When I implement code for one paricular value of state name (see Last_ residence in code)
andhrapradesh.query('Duration_of_residence=="All durations of residence" & Last_residence_R_or_U=="Urban" & Last_residence=="Jammu & Kashmir"',inplace=True)
print(andhrapradesh['Total_migrants'].sum())
It gives desired sum of outflow value for that state from pandas csv.

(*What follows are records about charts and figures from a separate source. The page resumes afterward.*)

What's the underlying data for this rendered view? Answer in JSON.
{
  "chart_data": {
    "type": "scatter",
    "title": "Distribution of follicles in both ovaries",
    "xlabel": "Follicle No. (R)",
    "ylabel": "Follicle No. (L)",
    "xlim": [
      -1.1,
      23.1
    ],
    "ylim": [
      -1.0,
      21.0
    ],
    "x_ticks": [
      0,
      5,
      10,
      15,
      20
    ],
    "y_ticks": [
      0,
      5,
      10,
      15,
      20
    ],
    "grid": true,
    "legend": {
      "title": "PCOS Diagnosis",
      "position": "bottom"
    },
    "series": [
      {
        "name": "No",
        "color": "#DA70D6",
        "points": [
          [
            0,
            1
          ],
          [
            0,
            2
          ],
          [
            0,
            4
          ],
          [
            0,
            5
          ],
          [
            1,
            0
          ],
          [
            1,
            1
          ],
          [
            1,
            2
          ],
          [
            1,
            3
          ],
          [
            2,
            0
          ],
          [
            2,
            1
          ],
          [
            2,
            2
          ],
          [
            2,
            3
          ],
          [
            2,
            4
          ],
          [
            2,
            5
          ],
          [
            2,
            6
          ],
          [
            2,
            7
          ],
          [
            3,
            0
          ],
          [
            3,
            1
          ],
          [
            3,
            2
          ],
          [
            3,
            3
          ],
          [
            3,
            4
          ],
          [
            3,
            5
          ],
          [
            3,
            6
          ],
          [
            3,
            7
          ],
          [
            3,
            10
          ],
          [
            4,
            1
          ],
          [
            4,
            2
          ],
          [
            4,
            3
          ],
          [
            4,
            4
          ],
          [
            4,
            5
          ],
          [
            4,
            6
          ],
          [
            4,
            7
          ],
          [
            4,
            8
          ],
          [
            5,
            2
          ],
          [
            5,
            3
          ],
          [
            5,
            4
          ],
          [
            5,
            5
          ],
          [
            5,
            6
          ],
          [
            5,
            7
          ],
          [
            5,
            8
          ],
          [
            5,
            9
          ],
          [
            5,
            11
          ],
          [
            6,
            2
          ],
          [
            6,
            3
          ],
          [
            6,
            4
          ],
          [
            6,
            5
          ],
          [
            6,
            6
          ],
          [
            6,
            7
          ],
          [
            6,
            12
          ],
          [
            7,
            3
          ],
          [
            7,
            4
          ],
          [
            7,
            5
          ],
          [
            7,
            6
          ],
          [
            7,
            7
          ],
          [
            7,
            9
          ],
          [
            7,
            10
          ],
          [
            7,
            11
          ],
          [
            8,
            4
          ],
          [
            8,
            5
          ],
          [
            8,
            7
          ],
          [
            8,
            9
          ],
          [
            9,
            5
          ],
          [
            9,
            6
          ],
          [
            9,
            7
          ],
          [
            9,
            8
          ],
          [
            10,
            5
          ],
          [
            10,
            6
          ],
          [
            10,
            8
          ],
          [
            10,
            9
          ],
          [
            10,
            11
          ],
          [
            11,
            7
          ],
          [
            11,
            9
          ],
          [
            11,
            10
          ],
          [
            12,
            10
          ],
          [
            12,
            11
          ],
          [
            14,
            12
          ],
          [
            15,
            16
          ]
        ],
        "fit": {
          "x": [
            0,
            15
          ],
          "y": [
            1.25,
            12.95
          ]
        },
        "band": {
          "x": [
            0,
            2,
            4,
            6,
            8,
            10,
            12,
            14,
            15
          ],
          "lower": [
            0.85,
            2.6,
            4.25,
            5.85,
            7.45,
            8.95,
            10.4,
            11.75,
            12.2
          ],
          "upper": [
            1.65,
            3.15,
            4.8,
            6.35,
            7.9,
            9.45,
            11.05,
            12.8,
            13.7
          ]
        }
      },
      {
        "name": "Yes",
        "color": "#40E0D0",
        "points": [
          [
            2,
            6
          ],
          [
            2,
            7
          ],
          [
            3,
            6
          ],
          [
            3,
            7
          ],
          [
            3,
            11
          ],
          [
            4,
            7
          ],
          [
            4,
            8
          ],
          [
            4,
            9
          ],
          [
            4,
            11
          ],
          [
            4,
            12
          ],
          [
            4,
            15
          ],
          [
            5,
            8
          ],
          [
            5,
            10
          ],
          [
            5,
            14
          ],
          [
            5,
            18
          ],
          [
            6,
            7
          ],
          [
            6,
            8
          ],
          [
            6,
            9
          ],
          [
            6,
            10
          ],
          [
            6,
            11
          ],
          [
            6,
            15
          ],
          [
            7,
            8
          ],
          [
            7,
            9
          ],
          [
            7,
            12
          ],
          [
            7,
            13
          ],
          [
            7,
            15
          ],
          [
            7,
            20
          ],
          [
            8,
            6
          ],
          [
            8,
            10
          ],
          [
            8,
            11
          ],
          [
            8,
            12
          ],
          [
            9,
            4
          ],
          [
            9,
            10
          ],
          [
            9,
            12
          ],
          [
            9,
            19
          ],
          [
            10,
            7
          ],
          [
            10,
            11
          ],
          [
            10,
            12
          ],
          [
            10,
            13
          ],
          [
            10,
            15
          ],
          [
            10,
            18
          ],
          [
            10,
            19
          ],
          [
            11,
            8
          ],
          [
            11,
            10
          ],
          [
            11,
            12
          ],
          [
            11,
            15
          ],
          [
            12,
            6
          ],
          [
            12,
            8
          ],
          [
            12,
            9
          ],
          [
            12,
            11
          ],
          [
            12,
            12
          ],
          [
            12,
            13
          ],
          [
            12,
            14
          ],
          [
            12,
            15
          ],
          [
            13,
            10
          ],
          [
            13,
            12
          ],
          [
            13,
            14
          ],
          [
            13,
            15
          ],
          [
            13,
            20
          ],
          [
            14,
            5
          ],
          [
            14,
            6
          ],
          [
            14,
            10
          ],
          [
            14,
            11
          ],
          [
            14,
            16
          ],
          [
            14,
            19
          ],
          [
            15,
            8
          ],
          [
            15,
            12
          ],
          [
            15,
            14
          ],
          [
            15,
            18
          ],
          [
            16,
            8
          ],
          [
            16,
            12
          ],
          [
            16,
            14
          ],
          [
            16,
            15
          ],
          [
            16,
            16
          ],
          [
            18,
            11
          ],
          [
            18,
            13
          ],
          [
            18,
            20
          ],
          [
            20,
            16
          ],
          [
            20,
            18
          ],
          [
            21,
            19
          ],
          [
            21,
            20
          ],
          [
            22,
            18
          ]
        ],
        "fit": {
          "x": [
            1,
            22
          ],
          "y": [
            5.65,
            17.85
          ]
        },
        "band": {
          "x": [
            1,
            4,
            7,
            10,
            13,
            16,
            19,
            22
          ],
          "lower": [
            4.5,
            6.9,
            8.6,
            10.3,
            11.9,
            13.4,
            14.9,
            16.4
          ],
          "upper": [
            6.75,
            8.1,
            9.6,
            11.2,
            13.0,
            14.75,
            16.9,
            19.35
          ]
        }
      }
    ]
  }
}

But when I tried to calculate for all possible names of state it's giving me error "UndefinedVariableError: name 'Jammu & Kashmir' is not defined"
states = ["Jammu & Kashmir","Punjab",'Himachal Pradesh']
for name in states:
andhrapradesh.query(f'Duration_of_residence=="All durations of residence" & Last_residence_R_or_U=="Urban" & Last_residence=={name}',inplace=True)
print(andhrapradesh['Total_migrants'].sum())
can you please figure out why it showing error and how can I do it for all values in list states.
CodePudding user response:
You need quotes around name
like you had in your manual code:
df.query(f"... Last_residence == \"{name}\"")
so that it is seen as, e.g., "Punjab"
as a string to check against but not bare Punjab
which is sought specially, e.g., as a column name, hence the error.
(can use single quotes too...)
However, there's a better way: you can prefix a variable with @
symbol, so you don't even need the f-string:
df.query("... Last_residence == @name")